Thursday, March 4, 2010

Marion Cotillard as...Kay Corleone?

I simply cannot express how much I loved Marion Cotillard in Nine this year. This is what truly great actresses do, elevate underwritten characters that would have been insipid in the hands of a less capable actress.

Luisa Contini literally does *nothing* but complain throughout the entire goddamn movie, yet Cotillard transforms Luisa's whining into nothing short of angelic martyrdom. Her desperate devotion to a husband whom she alternately hates and worships; her exquisite anguish at being torn between supporting the Guido Show and finding her own self-assertion is continually expressed by little more than a glance or a embrace.

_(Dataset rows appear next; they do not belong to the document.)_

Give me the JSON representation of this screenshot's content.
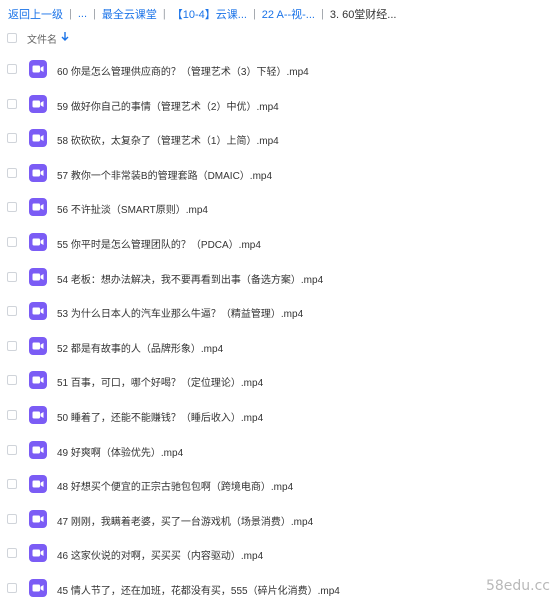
{
  "breadcrumb": {
    "items": [
      "返回上一级",
      "...",
      "最全云课堂",
      "【10-4】云课...",
      "22 A--视-...",
      "3. 60堂财经..."
    ],
    "separator": "|",
    "current_index": 5
  },
  "header": {
    "column_title": "文件名",
    "sort_icon": "arrow-down-icon"
  },
  "files": [
    {
      "name": "60 你是怎么管理供应商的？（管理艺术（3）下轻）.mp4",
      "icon": "video-icon"
    },
    {
      "name": "59 做好你自己的事情（管理艺术（2）中优）.mp4",
      "icon": "video-icon"
    },
    {
      "name": "58 砍砍砍，太复杂了（管理艺术（1）上简）.mp4",
      "icon": "video-icon"
    },
    {
      "name": "57 教你一个非常装B的管理套路（DMAIC）.mp4",
      "icon": "video-icon"
    },
    {
      "name": "56 不许扯淡（SMART原则）.mp4",
      "icon": "video-icon"
    },
    {
      "name": "55 你平时是怎么管理团队的？（PDCA）.mp4",
      "icon": "video-icon"
    },
    {
      "name": "54 老板：想办法解决，我不要再看到出事（备选方案）.mp4",
      "icon": "video-icon"
    },
    {
      "name": "53 为什么日本人的汽车业那么牛逼？（精益管理）.mp4",
      "icon": "video-icon"
    },
    {
      "name": "52 都是有故事的人（品牌形象）.mp4",
      "icon": "video-icon"
    },
    {
      "name": "51 百事，可口，哪个好喝？（定位理论）.mp4",
      "icon": "video-icon"
    },
    {
      "name": "50 睡着了，还能不能赚钱？（睡后收入）.mp4",
      "icon": "video-icon"
    },
    {
      "name": "49 好爽啊（体验优先）.mp4",
      "icon": "video-icon"
    },
    {
      "name": "48 好想买个便宜的正宗古驰包包啊（跨境电商）.mp4",
      "icon": "video-icon"
    },
    {
      "name": "47 刚刚，我瞒着老婆，买了一台游戏机（场景消费）.mp4",
      "icon": "video-icon"
    },
    {
      "name": "46 这家伙说的对啊，买买买（内容驱动）.mp4",
      "icon": "video-icon"
    },
    {
      "name": "45 情人节了，还在加班，花都没有买，555（碎片化消费）.mp4",
      "icon": "video-icon"
    }
  ],
  "colors": {
    "link": "#1a73e8",
    "video_icon_bg": "#7b5cf5",
    "text": "#333333"
  },
  "watermark": "58edu.cc"
}
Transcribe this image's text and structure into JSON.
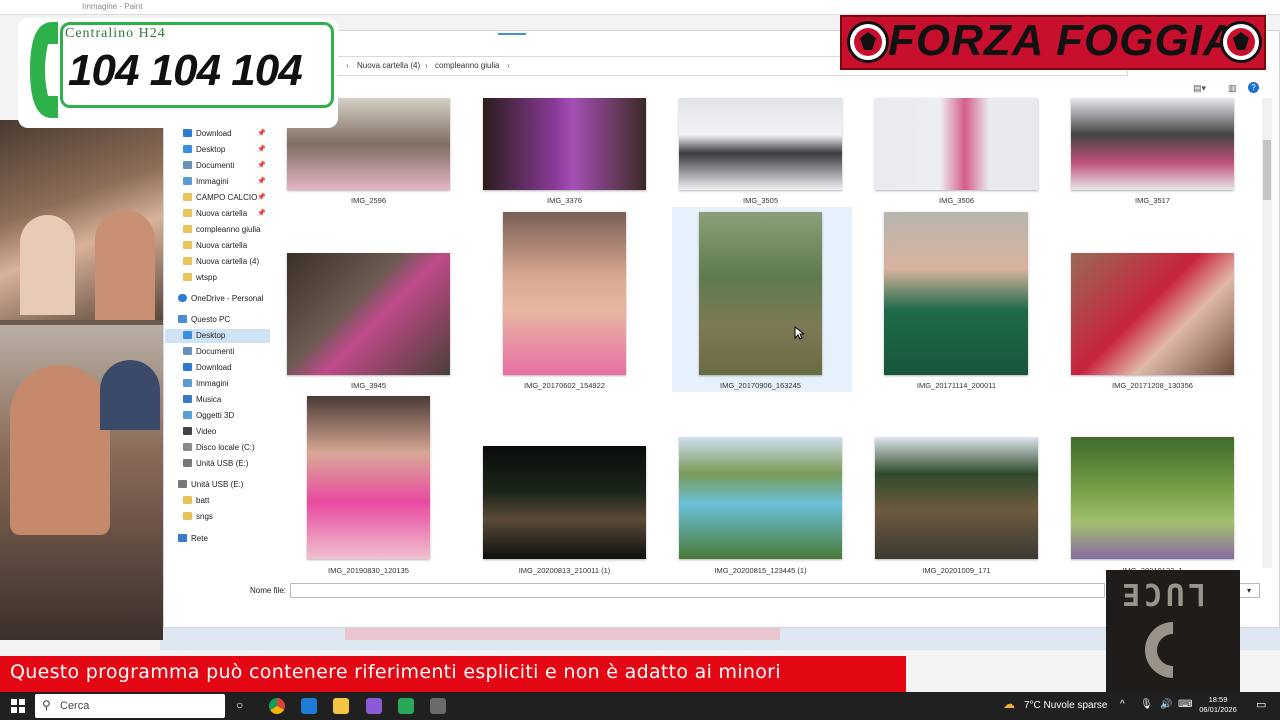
{
  "paint": {
    "title": "Immagine - Paint"
  },
  "breadcrumb": [
    "Nuova cartella (4)",
    "compleanno giulia"
  ],
  "sidebar": {
    "quick_access": [
      {
        "label": "Download",
        "pinned": true
      },
      {
        "label": "Desktop",
        "pinned": true
      },
      {
        "label": "Documenti",
        "pinned": true
      },
      {
        "label": "Immagini",
        "pinned": true
      },
      {
        "label": "CAMPO CALCIO",
        "pinned": true
      },
      {
        "label": "Nuova cartella",
        "pinned": true
      },
      {
        "label": "compleanno giulia",
        "pinned": false
      },
      {
        "label": "Nuova cartella",
        "pinned": false
      },
      {
        "label": "Nuova cartella (4)",
        "pinned": false
      },
      {
        "label": "wtspp",
        "pinned": false
      }
    ],
    "onedrive": "OneDrive - Personal",
    "this_pc": "Questo PC",
    "pc_items": [
      "Desktop",
      "Documenti",
      "Download",
      "Immagini",
      "Musica",
      "Oggetti 3D",
      "Video",
      "Disco locale (C:)",
      "Unità USB (E:)"
    ],
    "usb": "Unità USB (E:)",
    "usb_items": [
      "batt",
      "sngs"
    ],
    "network": "Rete"
  },
  "files": [
    "IMG_2596",
    "IMG_3376",
    "IMG_3505",
    "IMG_3506",
    "IMG_3517",
    "IMG_3945",
    "IMG_20170602_154922",
    "IMG_20170906_163245",
    "IMG_20171114_200011",
    "IMG_20171208_130356",
    "IMG_20190830_120135",
    "IMG_20200813_210011 (1)",
    "IMG_20200815_123445 (1)",
    "IMG_20201009_171",
    "IMG_20210123_1"
  ],
  "footer": {
    "filename_label": "Nome file:",
    "filename_value": ""
  },
  "overlay": {
    "centralino_title": "Centralino H24",
    "centralino_number": "104 104 104",
    "team": "FORZA FOGGIA",
    "warning": "Questo programma  può contenere riferimenti espliciti e non è adatto ai minori",
    "channel": "LUCE"
  },
  "taskbar": {
    "search_label": "Cerca",
    "weather": "7°C  Nuvole sparse",
    "time": "18:59",
    "date": "06/01/2026"
  },
  "colors": {
    "warning_red": "#e30613",
    "forza_red": "#c8102e",
    "centralino_green": "#2eb04a"
  }
}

Well, what kind of a role does that sound like, really? Kay Corleone! A tool used by her doting/patronizing husband, an underwritten role which critics called a little more than useless. A role that, as gallantly as Diane Keaton tries to play her, is so annoying we couldn't care less what happened to her. What if Marion Cotillard, with her unmatched empathy and grace, had been there forty years earlier? *Sigh*. Of course, there's the problem of Marion being French, since I always thought the point of Kay being an all-American WASP was to show Michael's conflict between his inescapable Mafia roots and his (failed) attempts to assimilate into the "legitimate" American life.


Nevertheless! If I were any good at graphics I would try to Photoshop Marion Cotillard into a Godfather frame, but as it is, you'll just have to settle for this:



"Oh, Michael. Michael, you are blind. It wasn't a miscarriage. It was an abortion. An abortion, Michael. Just like our marriage is an abortion. Something that's unholy and evil. I didn't want your son, Michael! I wouldn't bring another one of your sons into this world! It was a son, Michael! A son! And I had it killed because this, must all end!"

Can't you TOTALLY see Marion doing that? I can. The look of pain in her large, miraculously expressive eyes, as Marion's hissy French accent trembles with barely contained anger and scorn, something similar, I imagine, to her electrifying interrogation scene in Public Enemies. My, I think that sounds perfect.